The 21st century woman’s guide to creating a capsule wardrobe

If your New Year’s resolution involves organizing your closet, you are not alone. Every January, tens of thousands of women find themselves in need of a little spring cleaning–not because we’ve outgrown our clothes, not because we’ve worn them to shreds, but because our fast fashion habits fill our closets to the brim, making them difficult to manage.

The solution? Creating a capsule wardrobe. That is, “a minimal wardrobe composed of 30 to 40 high-quality, versatile items that will meet your needs for a given time amount of time,” usually about 3 months, according to Business Insider.

Breaking your fast fashion habit and revamping your entire wardrobe may seem like a tall order, but it turns out your overstuffed and neglected closet is actually causing you a ton of stress, according to Rachel Jonat, author of Do Less: A Minimalist Guide to a Simplified, Organized, and Happy Life.

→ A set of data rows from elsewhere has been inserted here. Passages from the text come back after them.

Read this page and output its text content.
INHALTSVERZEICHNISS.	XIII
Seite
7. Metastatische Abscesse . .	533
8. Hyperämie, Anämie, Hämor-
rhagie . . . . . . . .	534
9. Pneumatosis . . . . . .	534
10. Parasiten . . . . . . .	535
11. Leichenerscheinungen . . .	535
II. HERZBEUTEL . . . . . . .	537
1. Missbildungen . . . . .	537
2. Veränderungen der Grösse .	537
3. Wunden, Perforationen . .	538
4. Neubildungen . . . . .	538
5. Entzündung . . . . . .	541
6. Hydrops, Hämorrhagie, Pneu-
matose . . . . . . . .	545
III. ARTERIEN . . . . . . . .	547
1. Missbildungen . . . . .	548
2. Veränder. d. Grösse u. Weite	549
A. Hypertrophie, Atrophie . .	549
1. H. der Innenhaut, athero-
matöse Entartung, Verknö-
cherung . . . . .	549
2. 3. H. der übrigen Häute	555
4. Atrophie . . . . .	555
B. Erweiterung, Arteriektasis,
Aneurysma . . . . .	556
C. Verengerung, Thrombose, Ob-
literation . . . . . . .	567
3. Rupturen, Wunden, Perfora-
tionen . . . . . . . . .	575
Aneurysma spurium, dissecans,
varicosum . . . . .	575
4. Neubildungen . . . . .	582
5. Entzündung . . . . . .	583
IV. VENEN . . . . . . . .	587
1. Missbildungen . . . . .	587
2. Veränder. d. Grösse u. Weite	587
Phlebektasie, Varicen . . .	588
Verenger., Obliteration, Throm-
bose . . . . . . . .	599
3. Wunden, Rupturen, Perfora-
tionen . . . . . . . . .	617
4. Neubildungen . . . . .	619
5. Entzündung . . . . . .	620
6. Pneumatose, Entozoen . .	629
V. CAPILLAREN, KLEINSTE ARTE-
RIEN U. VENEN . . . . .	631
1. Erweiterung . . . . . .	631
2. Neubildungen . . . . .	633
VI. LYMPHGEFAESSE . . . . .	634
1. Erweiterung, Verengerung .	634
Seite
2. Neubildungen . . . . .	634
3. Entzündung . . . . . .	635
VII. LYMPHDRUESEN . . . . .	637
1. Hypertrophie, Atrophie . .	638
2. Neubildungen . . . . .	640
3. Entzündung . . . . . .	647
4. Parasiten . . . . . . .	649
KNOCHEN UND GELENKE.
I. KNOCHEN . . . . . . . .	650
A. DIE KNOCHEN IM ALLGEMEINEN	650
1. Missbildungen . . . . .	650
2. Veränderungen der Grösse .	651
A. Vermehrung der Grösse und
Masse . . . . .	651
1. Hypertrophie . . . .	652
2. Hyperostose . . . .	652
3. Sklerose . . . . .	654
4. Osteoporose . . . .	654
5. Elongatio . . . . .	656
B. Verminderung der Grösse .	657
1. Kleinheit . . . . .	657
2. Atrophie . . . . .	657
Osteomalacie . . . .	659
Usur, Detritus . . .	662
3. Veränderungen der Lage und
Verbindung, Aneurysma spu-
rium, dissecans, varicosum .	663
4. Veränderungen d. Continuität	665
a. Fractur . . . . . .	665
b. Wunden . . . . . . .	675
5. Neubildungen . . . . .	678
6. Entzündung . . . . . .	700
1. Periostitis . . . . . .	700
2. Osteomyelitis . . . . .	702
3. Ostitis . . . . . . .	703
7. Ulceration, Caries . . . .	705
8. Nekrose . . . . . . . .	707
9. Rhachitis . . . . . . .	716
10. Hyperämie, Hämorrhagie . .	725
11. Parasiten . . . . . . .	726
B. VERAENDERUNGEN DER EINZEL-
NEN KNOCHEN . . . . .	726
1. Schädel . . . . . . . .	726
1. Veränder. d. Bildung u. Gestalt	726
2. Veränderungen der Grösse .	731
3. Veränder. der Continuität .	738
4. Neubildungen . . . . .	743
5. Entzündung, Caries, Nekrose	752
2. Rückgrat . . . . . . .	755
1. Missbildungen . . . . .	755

Major closet inspo via Amy Kim, aka Homey Oh My [source:]

If you think fast fashion rendered a capsule wardrobe a thing of the past, then think again; a capsule wardrobe is exactly what we need in order to combat day-to-day aggravation in this face-paced, constantly connected world. 

Purging your closet and creating a capsule is a relatively painless process–even for the organizationally challenged–that can help you develop your own personal style by ridding your space of the bland or outdated pieces you never wear. Caroline Rector, blogger behind Unfancy, suggests three basic steps to begin your first capsule wardrobe:

  1. Empty your closet, dresser and anywhere else you store clothes completely; failure to do so constitutes as cheating.
  2. Sort each item into one of four piles.
    • Love it: These are the pieces you absolutely love, that you could not live without and that you definitely plan on keeping for your capsule wardrobe.
    • Maybe: Items that you do not wear regularly, such as those that may need some tailoring/alterations, those that have sentimental value and those that you have not worn recently but can definitely–emphasis on definitely–see yourself wearing within the next 6 months or so, are all considered “maybe’s”.
    • Nope: “Nope’s” are clothes that don’t fit properly (and that you don’t plan on taking to the tailor), clothes that you’ve never worn or have only worn once (and that you won’t be wearing within the next 6 months) and bland or outdated clothes that you will never wear again. Consider donating these pieces to a local charity or reselling them on sites like Poshmark.
    • Seasonal: Winter coats, snow boots, swimsuits, etc.
  3. Asses what’s left, i.e., your “love it” pieces, and adjust your new wardrobe accordingly. You should be left with approximately 30-40 pieces. If you are below the 30 mark, consider using the money you earned from your old clothes to invest in some quality pieces; if you are way above the 40 mark, you should definitely add a few more things to your “maybe” or “nope” pile. Then, pack all your “maybe” and “seasonal” pieces away for the time being–Rector suggests storing them in a box in the garage, or under your bed.

Minimal and fashionable [source:]

For those that prefer writing things down to stay organized, Rector’s blog also features a printable capsule planner, which acts as a foolproof guide to creating a capsule wardrobe. The technologically savvy can utilize the Stylebook App (available on the App store), while visual learners will find tons of inspiration via Rector’s personal capsules on Unfancy’s Capsule Experiment page.